Kejadian bermula, ketika saya didatangi warga yang melapor jika si A dan si B bertengkar hebat, dikarenakan si A memasang semacam jaring penangkap sampah di selokan di bawah plat beton jalan masuk ke rumahnya.
Jaring penangkap sampah yang terpasang itu memang cukup rapat, sehingga sampah menumpuk dan ketika hujan sedikit saja menyebabkan air meluber sebagian ke jalan dan ke rumah tetangga sebelahnya.
Keduanya datang menghadap saya membawa keluhannya dengan sama-sama merasa benar.
Kedua tetangga ini kesehariannya memang selalu sibuk dengan pekerjaan masing-masing. Ada yang berprofesi sebagai pedagang, sedangkan yang satunya ialah suami istri yang berprofesi sebagai pegawai negeri yang juga cukup sibuk dengan pekerjaannya.
Salah satu yang menjadi persoalan dalam bertetangga itu adalah jika komunikasi antar tetangga itu terputus sama sekali.
Terhadap kedua tetangga ini saya cuma bertanya, kapan terakhir kali mereka bertemu dan bercakap-cakap sebelum bertengkar.

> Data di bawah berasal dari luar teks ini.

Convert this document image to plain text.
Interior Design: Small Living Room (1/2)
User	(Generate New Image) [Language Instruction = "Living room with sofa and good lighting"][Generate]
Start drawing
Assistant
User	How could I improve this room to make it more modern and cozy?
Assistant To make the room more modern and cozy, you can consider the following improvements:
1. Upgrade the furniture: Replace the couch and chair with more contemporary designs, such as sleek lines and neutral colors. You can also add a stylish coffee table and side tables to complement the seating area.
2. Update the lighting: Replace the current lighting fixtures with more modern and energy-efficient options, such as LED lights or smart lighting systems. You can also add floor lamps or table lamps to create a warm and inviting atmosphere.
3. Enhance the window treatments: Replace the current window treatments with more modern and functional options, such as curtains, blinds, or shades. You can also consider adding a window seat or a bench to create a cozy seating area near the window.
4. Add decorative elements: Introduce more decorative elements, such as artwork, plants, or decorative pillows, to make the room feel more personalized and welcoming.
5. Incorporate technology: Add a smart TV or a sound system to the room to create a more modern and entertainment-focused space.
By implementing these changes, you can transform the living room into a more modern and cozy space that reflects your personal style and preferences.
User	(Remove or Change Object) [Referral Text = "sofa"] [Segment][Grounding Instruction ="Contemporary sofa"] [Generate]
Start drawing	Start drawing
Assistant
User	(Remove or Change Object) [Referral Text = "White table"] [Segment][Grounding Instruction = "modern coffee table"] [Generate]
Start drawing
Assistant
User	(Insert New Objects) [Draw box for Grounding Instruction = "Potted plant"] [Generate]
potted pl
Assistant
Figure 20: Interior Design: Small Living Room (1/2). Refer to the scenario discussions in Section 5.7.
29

Dan keduanya terdiam, tak bisa menjawab karena memang mereka sangat-sangat jarang berkomunikasi, padahal saling bersebelahan rumah.
Saya pun bertanya kembali kepada mereka, sudah berapa hari raya mereka saling mengunjungi antar tetangga untuk silahturahmi, mereka pun terdiam karena memang tidak pernah sama sekali melakukan itu.
Dari permasalahan tersebut, saya pun mengingatkan mereka untuk menjalin tali silaturahmi terkhusus di hari raya dan mengikuti kerja bakti.
Saya katakan kerja bakti ini bukan saja agar halaman rumah bersih, tetapi ini adalah ajang atau kesempatan bagi kita untuk berkumpul sesama warga, saling interaksi, saling komunikasi, saling berbagi informasi dan saling mengetahui apa yang menjadi persoalan bersama di lingkungan kita.
Dari semua persoalan antar tetangga jika dirunut, maka hampir sebagian besar berakar dari putusnya silahturahmi.
Tetangga yang silahturahminya terjalin baik boleh dikata tidak pernah tersentuh konflik. Jikapun ada, itu akan berakhir dengan sendirinya tanpa perlu campur tangan orang lain.
Silahturahmi adalah kunci dari keharmonisan kehidupan bertetangga.
Sebaik apapun individu, jika tidak pernah bersilahturahmi dengan tetangga, maka pandangan miring pasti akan selalu tertuju.
Tidak mesti harus setiap hari bersilahturahmi dengan tetangga. Mungkin bisa menyempatkan saja waktu untuk menghadiri undangan rapat RT, mengikuti kegiatan kerja bakti, saling mengundang dan menghadiri undangan hajatan tetangga dan yang lebih penting lagi saling mengunjungi saat perayaan hari raya.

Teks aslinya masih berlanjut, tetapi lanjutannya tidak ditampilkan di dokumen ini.